Sunday, September 30, 2007

Prime investing with Prosper

Leading P2P lender Prosper has executed an impressive $90 million in loans through its marketplace but continues to remain appropriate only for those wishing to invest in high prime credit quality consumer debt.

10% of the roughly 2,500 loans listed on the site at any time are in the high prime tier (credit ratings AA, A and B), in fact, most of the listed loans do not fund. About a third of the loans that fund and become active and billed are in the high prime credit tier.

The graph below shows an ROI comparison of Prosper's total loan portfolio by credit rating in two time snapshots, August 30, 2005 - August 30, 3006 in blue and August 30, 2006 - August 30, 3007 in yellow. In the last year, AA, A and B loans funded at 11-15% and have an ROI of 6.5-9.5% once adjusted for default.

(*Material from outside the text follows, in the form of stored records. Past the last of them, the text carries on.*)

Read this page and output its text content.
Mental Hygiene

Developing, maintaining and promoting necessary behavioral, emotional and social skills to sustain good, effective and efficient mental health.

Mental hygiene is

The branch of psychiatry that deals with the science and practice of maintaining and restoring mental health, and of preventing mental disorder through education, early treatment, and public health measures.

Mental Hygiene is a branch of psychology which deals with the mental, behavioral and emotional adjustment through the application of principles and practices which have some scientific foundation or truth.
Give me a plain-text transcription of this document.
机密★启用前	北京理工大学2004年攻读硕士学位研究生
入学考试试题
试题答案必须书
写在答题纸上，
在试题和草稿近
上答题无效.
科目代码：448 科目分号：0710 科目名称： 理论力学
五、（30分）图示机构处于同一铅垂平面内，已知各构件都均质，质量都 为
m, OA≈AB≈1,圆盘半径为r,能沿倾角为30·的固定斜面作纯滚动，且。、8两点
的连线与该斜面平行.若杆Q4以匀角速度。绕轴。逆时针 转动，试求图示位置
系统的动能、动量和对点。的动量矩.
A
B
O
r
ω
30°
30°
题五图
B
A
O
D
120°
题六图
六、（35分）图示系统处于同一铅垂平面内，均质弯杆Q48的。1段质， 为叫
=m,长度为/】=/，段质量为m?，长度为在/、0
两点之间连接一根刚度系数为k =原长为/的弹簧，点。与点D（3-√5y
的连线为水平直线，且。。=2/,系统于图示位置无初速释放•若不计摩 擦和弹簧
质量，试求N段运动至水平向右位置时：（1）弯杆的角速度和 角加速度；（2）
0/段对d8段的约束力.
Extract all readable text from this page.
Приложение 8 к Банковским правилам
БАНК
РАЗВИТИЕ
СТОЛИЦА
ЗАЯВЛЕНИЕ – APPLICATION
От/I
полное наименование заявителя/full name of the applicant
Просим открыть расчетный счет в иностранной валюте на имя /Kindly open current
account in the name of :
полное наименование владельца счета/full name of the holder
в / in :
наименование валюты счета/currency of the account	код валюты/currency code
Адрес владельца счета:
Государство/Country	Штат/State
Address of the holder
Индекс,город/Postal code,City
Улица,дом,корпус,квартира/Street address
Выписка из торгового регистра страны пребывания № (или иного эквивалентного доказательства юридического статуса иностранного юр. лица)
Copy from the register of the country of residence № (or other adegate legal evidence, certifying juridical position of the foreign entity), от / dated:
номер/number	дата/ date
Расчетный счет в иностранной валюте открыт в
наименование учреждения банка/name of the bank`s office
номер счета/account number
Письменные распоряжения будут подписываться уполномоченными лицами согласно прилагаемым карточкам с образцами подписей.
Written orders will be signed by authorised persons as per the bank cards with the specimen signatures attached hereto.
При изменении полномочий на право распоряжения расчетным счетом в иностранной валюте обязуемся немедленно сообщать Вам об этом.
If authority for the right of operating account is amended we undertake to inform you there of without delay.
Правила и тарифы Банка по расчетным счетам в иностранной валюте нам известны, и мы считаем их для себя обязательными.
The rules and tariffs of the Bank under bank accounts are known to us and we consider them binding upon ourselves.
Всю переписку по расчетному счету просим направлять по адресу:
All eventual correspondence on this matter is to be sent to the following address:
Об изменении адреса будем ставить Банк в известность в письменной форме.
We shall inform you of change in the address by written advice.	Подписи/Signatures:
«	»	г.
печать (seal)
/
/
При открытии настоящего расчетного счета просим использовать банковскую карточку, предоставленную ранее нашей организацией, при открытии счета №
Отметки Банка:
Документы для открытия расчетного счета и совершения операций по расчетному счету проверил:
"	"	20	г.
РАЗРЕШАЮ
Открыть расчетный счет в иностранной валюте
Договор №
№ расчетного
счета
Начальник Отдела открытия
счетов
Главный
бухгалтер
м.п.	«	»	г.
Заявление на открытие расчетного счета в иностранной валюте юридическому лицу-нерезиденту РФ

Source: Prosper performance data. Note: the default view which specifies 0 delinquencies and 0-2 credit checks in the last 6 months should be removed to view the total loan portfolio.

Acceptable Returns?
Is 6.5-9.5% an appropriate return? It depends on a full consideration of the risk and return profile of the investment. Theoretically, high prime consumer credit loans are low risk; the historical default rate for Prosper loans has been 2% for AA and A loans and 4% for B loans. As compared with the stock market, which has on average for the last 80 years delivered a pre-tax return of 8% with a higher level of risk, Prosper loans look more attractive. 6.5-9.5% also provides a healthy risk premium over risk-free t-bills or money market funds and CDs which are currently yielding about 4.5%.


Mike said...

While Prosper's entire loan pool has had some dodgy returns, Prosper created the "Prosper Select" index that is of higher quality than the general prosper loan. They e-mail out monthly summaries showing how things are going.

LaBlogga said...

Hi Mike, Thanks for the comment (I love the word "dodgy") and link. And nice P2P lending blog, btw.

Yes, with the "Select" portfolio, Prosper showcases the top tier of each credit grade, specifically, loans with "zero current delinquencies, three or fewer credit inquiries, and a debt-to-income ratio of 40 percent or less, AA and A credit scores of 720+, B, C, D credit scores 600-719 and E credit scores 560-599."

It is incumbent on the lender to invest per these or similar parameters to see a higher ROI lower default return on their portfolio.

Anonymous said...

your blog is especially interesting since it has to do with Select Portfolio. As much as I know, Select Portfolio Servicing, Inc. is a loan servicing company. People need money and they go to the company to get a loan or a credit, but then they have to resolve numerous misunderstandings and deal with the unfriendly customer service. After checking out, I do have one question – do I really need that money?